Whitney was late for our 8 a.m. pre-Abnormal Psych coffee, but I’d already ordered her drink for her. She made a beeline for me through the crowd when she walked in, looking like a zombie in the clothes I was fairly sure she’d worn yesterday, her long brown hair up in a very messy bun.
“I just want you to know that your text made me sleep with my volume on, and my great-aunt who doesn’t understand time zones called me at six,” she announced, upon arriving.
“I’m sorry, I assumed you were coming home last night,” I said, handing over her triple-shot.

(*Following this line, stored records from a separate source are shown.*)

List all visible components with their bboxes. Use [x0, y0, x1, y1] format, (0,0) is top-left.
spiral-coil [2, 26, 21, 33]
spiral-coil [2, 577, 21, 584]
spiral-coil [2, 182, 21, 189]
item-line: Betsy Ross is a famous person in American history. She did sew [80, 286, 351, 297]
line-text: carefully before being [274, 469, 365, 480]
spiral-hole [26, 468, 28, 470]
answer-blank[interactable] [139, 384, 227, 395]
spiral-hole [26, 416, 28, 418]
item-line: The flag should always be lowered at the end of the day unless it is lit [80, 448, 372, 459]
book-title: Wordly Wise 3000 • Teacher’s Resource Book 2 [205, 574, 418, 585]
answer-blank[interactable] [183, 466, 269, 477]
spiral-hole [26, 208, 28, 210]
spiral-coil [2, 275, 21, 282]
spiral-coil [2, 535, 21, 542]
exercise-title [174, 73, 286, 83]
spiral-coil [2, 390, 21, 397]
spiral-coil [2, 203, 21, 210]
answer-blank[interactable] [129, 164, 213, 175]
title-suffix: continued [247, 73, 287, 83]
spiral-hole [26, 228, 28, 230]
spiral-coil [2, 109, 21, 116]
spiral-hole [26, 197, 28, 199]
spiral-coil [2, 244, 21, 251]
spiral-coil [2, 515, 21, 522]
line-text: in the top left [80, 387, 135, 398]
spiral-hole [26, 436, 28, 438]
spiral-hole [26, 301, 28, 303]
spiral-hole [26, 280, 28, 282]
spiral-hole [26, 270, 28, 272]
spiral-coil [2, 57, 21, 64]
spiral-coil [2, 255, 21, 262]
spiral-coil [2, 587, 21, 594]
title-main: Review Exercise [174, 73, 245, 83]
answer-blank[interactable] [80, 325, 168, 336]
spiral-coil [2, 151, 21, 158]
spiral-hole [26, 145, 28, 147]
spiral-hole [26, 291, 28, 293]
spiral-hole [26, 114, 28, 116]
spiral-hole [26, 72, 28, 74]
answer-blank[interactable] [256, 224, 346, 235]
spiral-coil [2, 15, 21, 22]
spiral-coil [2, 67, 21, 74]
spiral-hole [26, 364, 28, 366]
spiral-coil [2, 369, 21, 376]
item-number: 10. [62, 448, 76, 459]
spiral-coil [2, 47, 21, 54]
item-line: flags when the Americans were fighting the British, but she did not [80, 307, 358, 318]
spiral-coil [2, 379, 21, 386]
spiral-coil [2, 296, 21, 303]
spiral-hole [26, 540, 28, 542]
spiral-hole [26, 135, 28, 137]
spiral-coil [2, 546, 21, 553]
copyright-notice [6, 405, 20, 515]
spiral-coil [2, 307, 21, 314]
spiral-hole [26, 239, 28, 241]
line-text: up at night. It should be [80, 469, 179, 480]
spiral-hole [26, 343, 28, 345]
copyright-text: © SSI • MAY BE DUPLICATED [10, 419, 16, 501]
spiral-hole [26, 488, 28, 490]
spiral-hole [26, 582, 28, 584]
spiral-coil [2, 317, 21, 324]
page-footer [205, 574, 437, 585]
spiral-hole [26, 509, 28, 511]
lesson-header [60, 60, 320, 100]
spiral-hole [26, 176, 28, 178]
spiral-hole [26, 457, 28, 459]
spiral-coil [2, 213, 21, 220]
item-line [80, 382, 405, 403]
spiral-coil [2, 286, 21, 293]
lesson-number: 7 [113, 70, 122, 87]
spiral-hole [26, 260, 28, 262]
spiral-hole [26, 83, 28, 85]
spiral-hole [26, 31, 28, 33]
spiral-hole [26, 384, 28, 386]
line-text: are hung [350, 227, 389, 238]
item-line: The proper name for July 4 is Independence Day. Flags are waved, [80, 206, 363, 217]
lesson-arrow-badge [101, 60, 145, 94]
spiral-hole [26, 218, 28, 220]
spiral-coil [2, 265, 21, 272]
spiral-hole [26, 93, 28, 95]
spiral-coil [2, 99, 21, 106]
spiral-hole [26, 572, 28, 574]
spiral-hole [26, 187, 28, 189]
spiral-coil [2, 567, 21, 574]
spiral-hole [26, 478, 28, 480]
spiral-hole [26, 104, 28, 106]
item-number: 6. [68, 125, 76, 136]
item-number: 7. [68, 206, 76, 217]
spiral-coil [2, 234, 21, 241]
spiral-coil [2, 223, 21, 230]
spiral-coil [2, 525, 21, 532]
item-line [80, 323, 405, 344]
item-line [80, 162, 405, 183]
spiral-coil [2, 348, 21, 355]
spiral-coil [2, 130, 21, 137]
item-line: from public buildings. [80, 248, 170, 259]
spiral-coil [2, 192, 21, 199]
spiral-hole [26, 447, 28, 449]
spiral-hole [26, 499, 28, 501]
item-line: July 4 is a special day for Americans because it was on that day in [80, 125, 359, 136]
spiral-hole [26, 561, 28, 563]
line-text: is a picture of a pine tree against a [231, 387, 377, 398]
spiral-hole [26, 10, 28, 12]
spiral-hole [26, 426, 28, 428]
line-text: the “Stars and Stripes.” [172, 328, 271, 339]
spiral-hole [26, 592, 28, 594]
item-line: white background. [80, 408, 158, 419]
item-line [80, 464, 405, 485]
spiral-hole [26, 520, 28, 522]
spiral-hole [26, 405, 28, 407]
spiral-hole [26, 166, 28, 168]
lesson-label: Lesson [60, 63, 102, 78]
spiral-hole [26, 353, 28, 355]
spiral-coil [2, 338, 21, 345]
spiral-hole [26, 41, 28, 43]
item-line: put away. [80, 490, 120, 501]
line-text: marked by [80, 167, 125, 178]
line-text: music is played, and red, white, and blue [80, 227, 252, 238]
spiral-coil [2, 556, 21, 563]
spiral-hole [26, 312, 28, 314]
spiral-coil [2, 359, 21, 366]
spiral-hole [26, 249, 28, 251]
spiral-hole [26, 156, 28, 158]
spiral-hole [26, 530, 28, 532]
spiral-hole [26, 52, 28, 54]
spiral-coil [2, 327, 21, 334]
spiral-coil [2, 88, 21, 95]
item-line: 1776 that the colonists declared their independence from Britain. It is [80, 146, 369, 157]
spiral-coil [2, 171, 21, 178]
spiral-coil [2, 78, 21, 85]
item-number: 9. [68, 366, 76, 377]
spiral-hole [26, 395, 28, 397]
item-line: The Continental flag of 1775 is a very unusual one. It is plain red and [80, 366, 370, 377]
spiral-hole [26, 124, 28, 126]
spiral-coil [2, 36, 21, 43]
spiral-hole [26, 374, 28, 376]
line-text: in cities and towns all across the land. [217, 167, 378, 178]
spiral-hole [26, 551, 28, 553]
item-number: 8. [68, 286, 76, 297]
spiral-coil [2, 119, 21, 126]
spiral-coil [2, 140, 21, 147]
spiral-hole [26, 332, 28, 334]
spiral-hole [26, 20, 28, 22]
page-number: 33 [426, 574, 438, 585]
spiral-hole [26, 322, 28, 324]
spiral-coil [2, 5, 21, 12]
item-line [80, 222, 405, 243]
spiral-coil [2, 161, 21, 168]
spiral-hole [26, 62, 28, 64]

“I did too,” she said, giving me a sheepish look that turned into a wolfish grin—the MANEATER once again. “But I had fun.”
“And yet he didn’t make you coffee in the morning?” I teased.
“Fun and classy aren’t always in the same package, Elle, sheesh.” She hopped up onto the stool I’d saved for her and took a long sip. “Okay, so, fess up—what was his name, how late were you out, and how hot was he?”
I ignored her. “Hmmm. So did you do the pre-reading for today?”
Whitney’s eyes narrowed. “No. No way. You do not call a bad decision alert and then get to deflect me.”
“Do you know the four Ds of Abnormal Psych, Whitney?” I forged on.
“I do!” Chance said, coming up in jeans and a t-shirt for a band I’d never heard of. He had a closet full of them—sometimes I suspected he was buying them in bulk online.
I gave Whitney a look, so she’d change conversation—she knew how Chance felt about me, and how I felt about that. I didn’t want to throw some maybe-murderer in his face.
“Deviance,” he began slowly, like a choir singer hoping Whitney knew the words. “Dysfunction,” he went on.
“Distress,” I chimed in.
“And bad D-ecisions?” she offered, glaring at me, then rolling her eyes with love.
“Danger,” Chance corrected her, oblivious to our prior topic.
“Uh huh. That one,” I said, taking his side. Four interesting words that comprised most of abnormal psych theory, in one way or another—and that I’d read some form of over people’s heads plenty of times before, and had then had the good sense to avoid.
Unlike the word KILLER, for some reason.
The barista called out Chance’s drink and he ditched us to go get it, while Whitney looked at me. “Was he really that hot?” she whispered.
I’d had the three block walk home to our apartment from Mr. Z’s and then the hour before I could calm down enough to go to sleep to think things through—and then this morning when I’d gotten up, I’d scanned every local news website and crime blotter while I got ready for class. Nothing strange had happened, no one had died. It’d been just another normal night—a few break-ins, some stolen cars, but no grisly murders.
Which meant that I had potentially saved somebody’s life!
Or…Byron was really good at murdering, as befit his unapprehended status, and no one had found the victim yet.
It was like there was a good angel on my one shoulder that had watched every episode of Dateline and who utterly believed in my powers…and then a little devil on my other shoulder that quite clearly remembered the solid way it’d felt when he’d grabbed me—in the act of saving my life!—that kept whispering, what if?
I chose to believe it wanted to know, what if for the first time ever, my powers were wrong? as opposed to the far more awkward, what if he had a good reason to grab me again—would that be so bad?
“Oh my God, Elle, spill,” Whitney complained, as she took my arm and started pulling me to the door, where Chance was waving for us.
“We’re going out tonight.” I was going to tell her anyways, for girl-safety reasons, and I needed to borrow her mace.
Whitney’s eyes widened and we paused in the morning crowd. She knew what a big deal me going out was. For all the people that I’d helped hook up, reading their identities above them, and pairing them together accurately, I’d never managed to make it work for myself.
And I still hadn’t.
I was just going to go out to dinner with an attractive murderer like some kind of wannabe Nancy Drew…who didn’t get laid very often.
“So I take it he really was hot, then?” Whitney pressed.
I gave her a grin. Please, Lord, may my fellow white women not dedicate future podcasts to me. “Deviantly, dysfunctionally, distressingly, and dangerously so.”
Whitney groaned like I’d shot her—but I hadn’t lied.
“Come on,” I said, my turn to pull her. “You know Mr. Lambert likes to call on people. I just want you to pass.”